307
By Daniel Adaji
The Minister of Power, Adebayo Adelabu has acknowledged the persistent lapses in Nigeria’s national grid and assured that the Federal Government is implementing sweeping reforms to ensure a stable and reliable electricity supply across the country.
Speaking at the Expert Forum on “Uninterrupted Power: The Industrial Imperative” organized by the Nigeria Economic Summit Group (NESG) in Abuja on Monday, the minister said the government is aware of the “cost pressures faced by businesses as a result of inadequate and unreliable grid supply,” and is prioritizing strategic investments in infrastructure to stabilize power delivery.
According to him, the administration of President Bola Tinubu, under the Renewed Hope Agenda, is pursuing broad-based reforms to improve power supply, especially to industrial clusters in Lagos, Enugu, Port Harcourt, Kaduna, Kano, and Ajaokuta.
“We are implementing the Light Up Nigeria project which is a Federal Government initiative to boost industrialization by providing reliable electricity nationwide,” he said.
The project, led by Vice President Kashim Shettima, is already operational in the Agbara Industrial Hub in Lagos and Enugu State, with plans to expand to other locations.
He disclosed that similar private-led initiatives, such as the partnership between Konexa and Nigerian Breweries in Kaduna, are being evaluated for possible replication across the country.
“If successful, we plan to deploy these initiatives to other industries,” he stated, adding that the government is considering a “differential tariff or a time-of-use tariff for industries especially at off-peak hours” to enhance productivity and job creation.
Providing a broader policy context, the minister outlined the government’s “comprehensive, multi-pronged approach” to reposition the power sector for sustainability and growth.
The reforms, he said, cut across legislation, policy, infrastructure, energy transition, and local content development—each designed to “address structural challenges, unlock private capital, and enhance service delivery across the electricity value chain.”
He described the enactment of the Electricity Act 2023 as a major milestone that devolves regulatory powers to states and promotes private sector participation.
“Since its passage, 15 states have received regulatory autonomy to establish subnational electricity markets with one fully operationalised,” he said, noting that the ministry is working to ensure alignment between the wholesale and retail markets.
On policy reforms, the minister disclosed that the Integrated National Electricity Policy—approved by the Federal Executive Council earlier this year—provides “a coherent roadmap for sustainable sector growth.” It is the first comprehensive framework of its kind in nearly two decades.
He also highlighted tariff reforms that have led to significant improvements in liquidity and investor confidence. “Industry revenue has increased by 70% to ₦1.7 trillion in 2024 compared to the previous year, and the revenue is expected to exceed ₦2 trillion for 2025,” he said. To stabilize the market, President Tinubu has approved a ₦4 trillion bond to clear verified debts owed to generation companies and gas suppliers.

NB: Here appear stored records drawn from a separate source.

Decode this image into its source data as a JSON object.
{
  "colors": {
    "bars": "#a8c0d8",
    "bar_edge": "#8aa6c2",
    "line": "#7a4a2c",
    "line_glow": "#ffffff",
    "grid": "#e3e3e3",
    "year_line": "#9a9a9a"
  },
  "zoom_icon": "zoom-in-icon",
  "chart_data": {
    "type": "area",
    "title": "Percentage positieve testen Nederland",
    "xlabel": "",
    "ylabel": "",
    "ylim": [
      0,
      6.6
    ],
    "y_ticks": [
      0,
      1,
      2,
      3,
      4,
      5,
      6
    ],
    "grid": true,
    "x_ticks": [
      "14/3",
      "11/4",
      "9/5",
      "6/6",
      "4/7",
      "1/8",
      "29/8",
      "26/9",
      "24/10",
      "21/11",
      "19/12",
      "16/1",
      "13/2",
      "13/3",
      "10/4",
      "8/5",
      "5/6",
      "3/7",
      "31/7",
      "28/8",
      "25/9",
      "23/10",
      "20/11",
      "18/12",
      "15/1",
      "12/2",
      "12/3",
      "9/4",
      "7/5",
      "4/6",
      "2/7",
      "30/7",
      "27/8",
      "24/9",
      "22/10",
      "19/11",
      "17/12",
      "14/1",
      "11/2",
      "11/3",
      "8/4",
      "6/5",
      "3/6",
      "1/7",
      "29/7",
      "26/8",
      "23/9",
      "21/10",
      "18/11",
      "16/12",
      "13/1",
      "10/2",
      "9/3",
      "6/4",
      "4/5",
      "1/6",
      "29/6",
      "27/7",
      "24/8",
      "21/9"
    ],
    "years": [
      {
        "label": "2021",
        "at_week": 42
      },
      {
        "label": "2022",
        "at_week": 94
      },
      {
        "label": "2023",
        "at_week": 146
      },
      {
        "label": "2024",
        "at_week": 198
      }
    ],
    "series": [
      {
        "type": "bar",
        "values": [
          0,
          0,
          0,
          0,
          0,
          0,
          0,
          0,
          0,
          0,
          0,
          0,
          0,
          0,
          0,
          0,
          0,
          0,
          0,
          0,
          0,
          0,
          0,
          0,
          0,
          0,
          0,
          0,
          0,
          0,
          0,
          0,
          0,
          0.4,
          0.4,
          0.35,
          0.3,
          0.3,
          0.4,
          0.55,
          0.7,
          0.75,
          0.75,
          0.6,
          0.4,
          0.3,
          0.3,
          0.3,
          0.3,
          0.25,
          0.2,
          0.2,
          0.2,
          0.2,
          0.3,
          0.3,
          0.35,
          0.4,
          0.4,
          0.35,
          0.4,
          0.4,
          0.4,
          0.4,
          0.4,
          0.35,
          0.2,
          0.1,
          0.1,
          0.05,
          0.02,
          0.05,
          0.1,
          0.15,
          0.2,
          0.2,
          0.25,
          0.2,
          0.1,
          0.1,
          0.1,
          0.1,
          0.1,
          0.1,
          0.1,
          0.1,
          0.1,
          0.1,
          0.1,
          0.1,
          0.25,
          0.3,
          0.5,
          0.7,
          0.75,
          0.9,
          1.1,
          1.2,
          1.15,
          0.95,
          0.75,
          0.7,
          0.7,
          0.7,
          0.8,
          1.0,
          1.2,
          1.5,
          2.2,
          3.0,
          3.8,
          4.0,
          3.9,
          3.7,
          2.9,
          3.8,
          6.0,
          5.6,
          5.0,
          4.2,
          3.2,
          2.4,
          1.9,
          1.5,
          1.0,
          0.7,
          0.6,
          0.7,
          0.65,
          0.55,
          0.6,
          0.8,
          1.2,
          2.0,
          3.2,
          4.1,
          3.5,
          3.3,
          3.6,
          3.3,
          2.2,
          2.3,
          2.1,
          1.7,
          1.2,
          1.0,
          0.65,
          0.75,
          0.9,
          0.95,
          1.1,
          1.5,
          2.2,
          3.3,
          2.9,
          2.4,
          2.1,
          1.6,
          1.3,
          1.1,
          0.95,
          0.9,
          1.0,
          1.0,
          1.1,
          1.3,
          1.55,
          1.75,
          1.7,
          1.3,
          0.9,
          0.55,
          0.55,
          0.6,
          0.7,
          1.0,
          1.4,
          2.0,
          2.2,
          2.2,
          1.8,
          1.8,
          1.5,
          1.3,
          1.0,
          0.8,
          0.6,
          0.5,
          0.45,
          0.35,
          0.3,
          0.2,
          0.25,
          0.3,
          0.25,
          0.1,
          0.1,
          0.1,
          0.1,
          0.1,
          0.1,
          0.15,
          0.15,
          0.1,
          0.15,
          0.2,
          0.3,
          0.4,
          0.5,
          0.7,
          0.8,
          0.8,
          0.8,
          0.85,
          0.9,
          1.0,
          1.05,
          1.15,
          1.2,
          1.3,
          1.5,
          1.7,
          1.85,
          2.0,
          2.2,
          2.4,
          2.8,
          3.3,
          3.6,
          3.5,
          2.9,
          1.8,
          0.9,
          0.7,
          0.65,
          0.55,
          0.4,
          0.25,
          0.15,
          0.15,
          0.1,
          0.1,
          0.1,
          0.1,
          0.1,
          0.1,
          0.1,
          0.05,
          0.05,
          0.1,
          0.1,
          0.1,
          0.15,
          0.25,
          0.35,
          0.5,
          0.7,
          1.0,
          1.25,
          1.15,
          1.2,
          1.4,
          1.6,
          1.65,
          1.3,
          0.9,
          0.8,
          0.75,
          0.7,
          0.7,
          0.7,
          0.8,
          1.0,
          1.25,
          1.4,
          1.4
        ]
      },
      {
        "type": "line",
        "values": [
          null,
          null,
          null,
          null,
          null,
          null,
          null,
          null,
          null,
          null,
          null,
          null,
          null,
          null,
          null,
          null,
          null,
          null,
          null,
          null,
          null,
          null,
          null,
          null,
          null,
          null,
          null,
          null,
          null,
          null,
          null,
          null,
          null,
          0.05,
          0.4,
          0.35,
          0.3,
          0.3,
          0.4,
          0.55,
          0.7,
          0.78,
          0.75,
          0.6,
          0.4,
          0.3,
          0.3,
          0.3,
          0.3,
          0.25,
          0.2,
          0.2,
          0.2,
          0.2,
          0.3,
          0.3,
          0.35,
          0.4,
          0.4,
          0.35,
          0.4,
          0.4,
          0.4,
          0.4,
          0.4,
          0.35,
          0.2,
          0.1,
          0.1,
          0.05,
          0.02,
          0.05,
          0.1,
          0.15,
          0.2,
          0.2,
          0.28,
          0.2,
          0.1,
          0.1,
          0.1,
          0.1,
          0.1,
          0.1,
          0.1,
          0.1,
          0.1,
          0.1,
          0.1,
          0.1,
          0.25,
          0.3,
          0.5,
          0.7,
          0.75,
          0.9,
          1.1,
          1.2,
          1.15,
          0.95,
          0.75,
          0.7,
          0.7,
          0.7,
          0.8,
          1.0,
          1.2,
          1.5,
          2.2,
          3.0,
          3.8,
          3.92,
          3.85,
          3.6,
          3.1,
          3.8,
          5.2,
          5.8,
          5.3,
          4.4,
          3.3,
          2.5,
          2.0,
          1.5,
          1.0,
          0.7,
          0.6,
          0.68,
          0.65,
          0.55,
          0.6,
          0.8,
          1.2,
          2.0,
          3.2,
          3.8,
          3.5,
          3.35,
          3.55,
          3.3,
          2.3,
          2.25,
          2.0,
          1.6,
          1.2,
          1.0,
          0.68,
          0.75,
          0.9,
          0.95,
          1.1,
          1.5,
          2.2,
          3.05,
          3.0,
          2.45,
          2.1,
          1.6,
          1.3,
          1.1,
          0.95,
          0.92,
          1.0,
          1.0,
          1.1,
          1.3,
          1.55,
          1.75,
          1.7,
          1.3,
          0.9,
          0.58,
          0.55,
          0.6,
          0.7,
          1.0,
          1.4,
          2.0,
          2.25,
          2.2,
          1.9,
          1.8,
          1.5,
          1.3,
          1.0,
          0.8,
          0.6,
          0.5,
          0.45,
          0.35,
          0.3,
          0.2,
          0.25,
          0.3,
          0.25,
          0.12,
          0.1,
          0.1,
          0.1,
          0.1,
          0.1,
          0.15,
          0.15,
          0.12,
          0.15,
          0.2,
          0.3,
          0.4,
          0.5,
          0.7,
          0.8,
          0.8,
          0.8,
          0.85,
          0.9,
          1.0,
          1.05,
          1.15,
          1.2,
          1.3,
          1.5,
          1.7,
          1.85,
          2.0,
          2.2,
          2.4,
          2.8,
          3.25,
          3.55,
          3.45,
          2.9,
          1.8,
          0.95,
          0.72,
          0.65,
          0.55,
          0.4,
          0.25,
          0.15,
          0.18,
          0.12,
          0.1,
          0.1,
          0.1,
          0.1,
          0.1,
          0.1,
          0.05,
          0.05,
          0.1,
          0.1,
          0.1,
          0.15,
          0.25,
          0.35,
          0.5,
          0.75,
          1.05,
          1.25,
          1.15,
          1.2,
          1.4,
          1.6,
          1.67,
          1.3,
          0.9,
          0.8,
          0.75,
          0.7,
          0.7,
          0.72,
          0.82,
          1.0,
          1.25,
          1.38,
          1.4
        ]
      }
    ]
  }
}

In infrastructure development, the minister said the Presidential Power Initiative (PPI) has already delivered an additional 700MW in transmission capacity under its phase zero, while contracts for Phase One—expected to add 7,000MW—have been signed with Siemens Energy, CMEC, Elswedy Electric, and Power China.
He further noted that “generation capacity is being expanded through the rehabilitation of existing NIPP plants to unlock about 345MW, alongside the successful integration of the 700MW Zungeru Hydropower Plant into the grid,” raising average generation to about 5,300MW in 2024 from 4,200MW in 2023.
On metering, the Federal Government has launched the Presidential Metering Initiative (PMI) to close the national gap and improve transparency. “₦700 billion has been secured from FAAC to deploy 1.1 million meters by the end of 2025, and 2 million annually over the next five years,” he said. This effort complements the 3.2 million meters being procured through the World Bank’s DISREP program.
The minister added that Nigeria’s energy transition drive is being supported by over $2 billion mobilized from bilateral and development finance partners, including the World Bank’s $750 million DARES program, the $500 million NSIA RIPLE platform, and a $190 million JICA fund. These interventions, he said, are accelerating renewable energy deployment and expanding reliable power to underserved communities and public institutions.
In capacity development, he announced the commissioning of new training and simulation facilities at the National Power Training Institute of Nigeria (NAPTIN), with additional support from development partners. A new agreement between the Rural Electrification Agency and Oando Clean Energy, he said, will also deliver a 1.2GW solar power project to boost sustainability.
“Our ultimate goal is to increase local content in the electricity value chain and ensure continuous capacity development to drive sustainability of the sector,” the minister emphasized.
He urged participants at the forum to provide “concrete, evidence-based policy recommendations” that would help attract investment and promote synergy between federal and state governments in developing subnational electricity markets.
“I encourage the NESG to consolidate the forum’s outcomes into a policy memo summarizing the key consensus points and proposed follow-up actions for continued collaboration with government,” he said.